And yes, I am most definitely wearing a bathrobe because, indeed, this is the exact opposite of a black-tie event. Stay tuned…if you hate yourself. 🙂

11:00 am — Holy sh*t. I’m already behind.

11:01 am — Barbara Walters won some award in Chile? Behar is jealous. Sherri is confused. Whoopi doesn’t care. And Hasselbeck is cross-eyed.

11:04 — Jenny Sanford, the wife who left her cheating, disgusting, gnarly man, is the subject du jour. Although, of course, although nasty, her husband did cross out the “I’ll be faithful to you” line in the wedding vows. So, really, her bad…although still. That guy is a douche. On another note, Barbara’s soft lighting is making her look a young 70 compared to her usual 94.

11:06 — I’m bored.

11:10 — Phew. Made it to the first commercial break. And trust me, this Macy’s commercial is a welcome respite to having to hear Behar’s voice.

11:11 — Oh my! There’s a new Canadian-style Beggin’ Strip for your dog! Is it wrong that it looks delicious?

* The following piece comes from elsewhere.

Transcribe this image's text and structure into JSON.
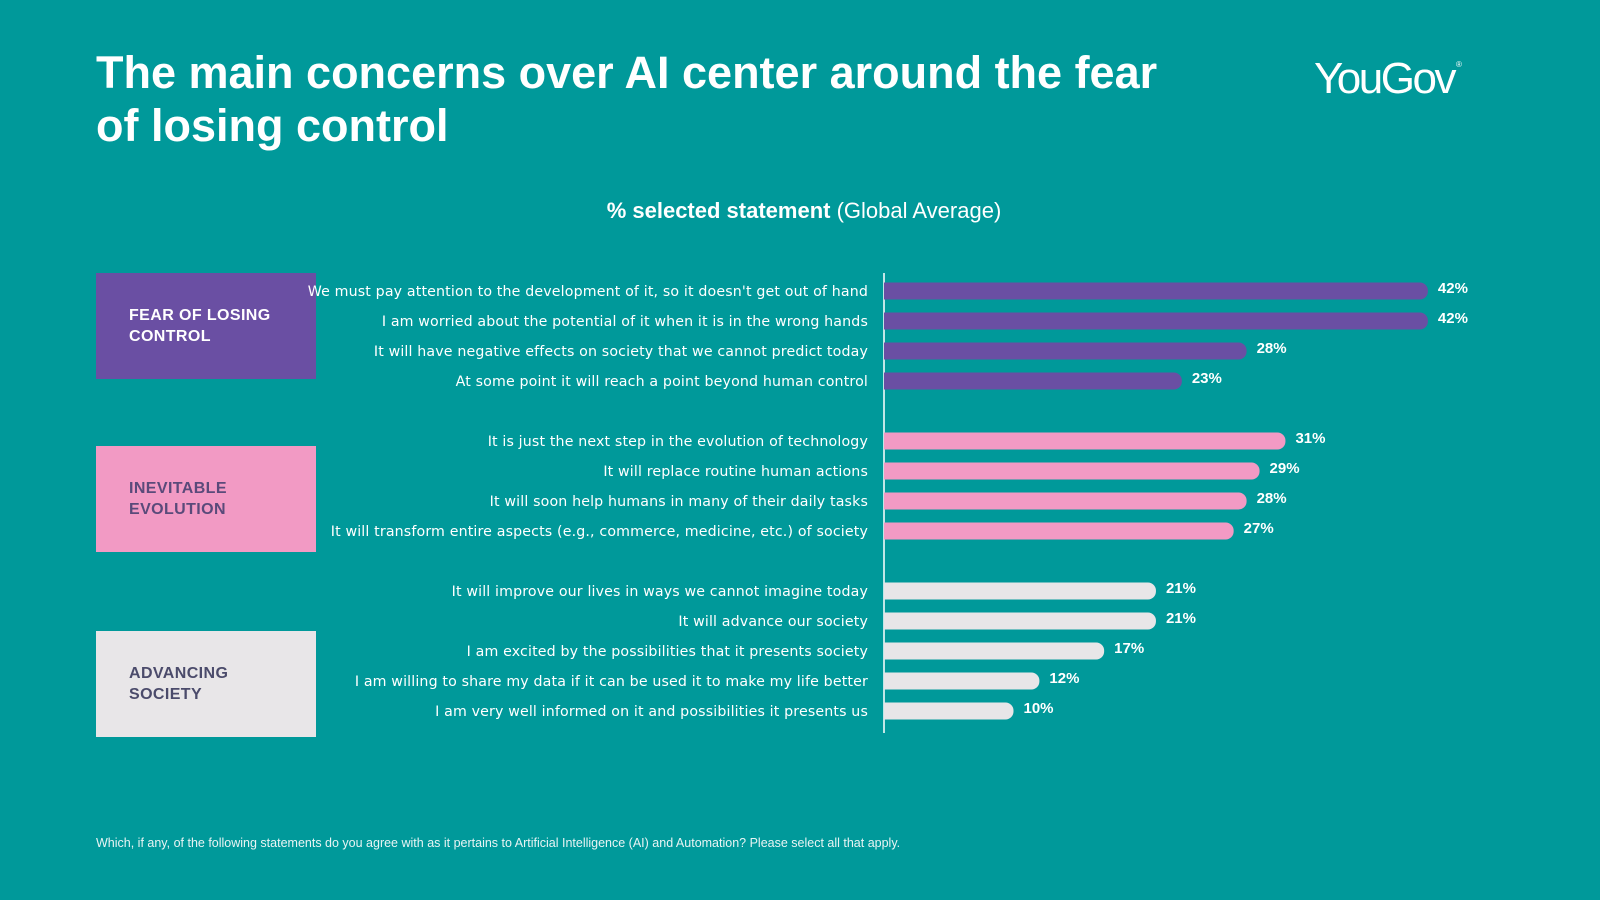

11:13 — The View is back. And…OH…MY…GOD! WHYYYYY????!!!!!! It’s a segment about Sherri Shepard’s ass! MEIN EYES! This deserves no less than a reaction from Family Guy’s Bruce: OH NOOOOOOOOOO!!!

11:16 — “I like balls.” — Sherri Shepard

11:18 — Oh, thank God. Jamie Foxx is coming up. The View makes me only want to respect men.

11:24 — Actively hoping Jamie Foxx will slap a bitch.

11:26 — Indeed, Jamie Foxx’s sex jokes are making Barbara feel a bit horny uncomfortable.

11:31 — This interview is incredibly dull so I will talk about a dream I had last night. I was in an old Cadillac driving to Mexico when a meteorite fell into the backseat. I woke up after that. And yes, while that may sound rather dull, it’s still better than this interview.

11:32 — When Jamie Foxx sings he kinda does that thing with his lips that he used to do on In Living Color.

11:35 — Has never been so excited for advertisements. This is the hardest writing exercise I’ve ever agreed to do in my life.

11:39 — Amanda Seyfried is talking about a history of panic attacks. I would not blame her if she had one right now. I’m having one right now.

11:40 — Seriously. These interviews are so boring, except when Whoopi just made it awkward by asking Amanda why there aren’t any black people on the cover of the Young Hollywood edition of Vanity Affair. Thank you for that moment, Whoopi. And also, good point. Where’s the chick from Precious? She’s the only young actress nominated for an Oscar. Racists!

11:44 — Yum. That commercial for Chex Mix was very effective.

11:46 — Double yum. That commercial for Ritz crackers was also very effective.

11:48 — But, actually, I’m still thinking about those Canadian-style Beggin’ Strips…

11:49 — F*CK. Now they’re interviewing Kevin McKidd from Grey’s Anatomy. At least he’s wearing a very shiny shirt that I can stare at for entertainment.

11:51 — I don’t even know what they’re talking about. But that’s OK because, between McKidd’s shiny shirt and his Scottish accent, my brain is kind of at its mental limit anyway.

11:54 — Six minutes left…six minutes left…hoping 30 seconds of that is filled up with that awesome Beggin’ Strips commercial again…

11:57 — A little bit amazed that this exists: The Potty Dance, which I’ll assume was written and performed by Pedo and the Files. And with only three minutes left in the hour, I think this might be the last update. I couldn’t have asked for a better ending than The Potty Dance, which kind of sums up where The View belongs.

Now, if you’ll excuse me, I have to go cry. Have a good weekend!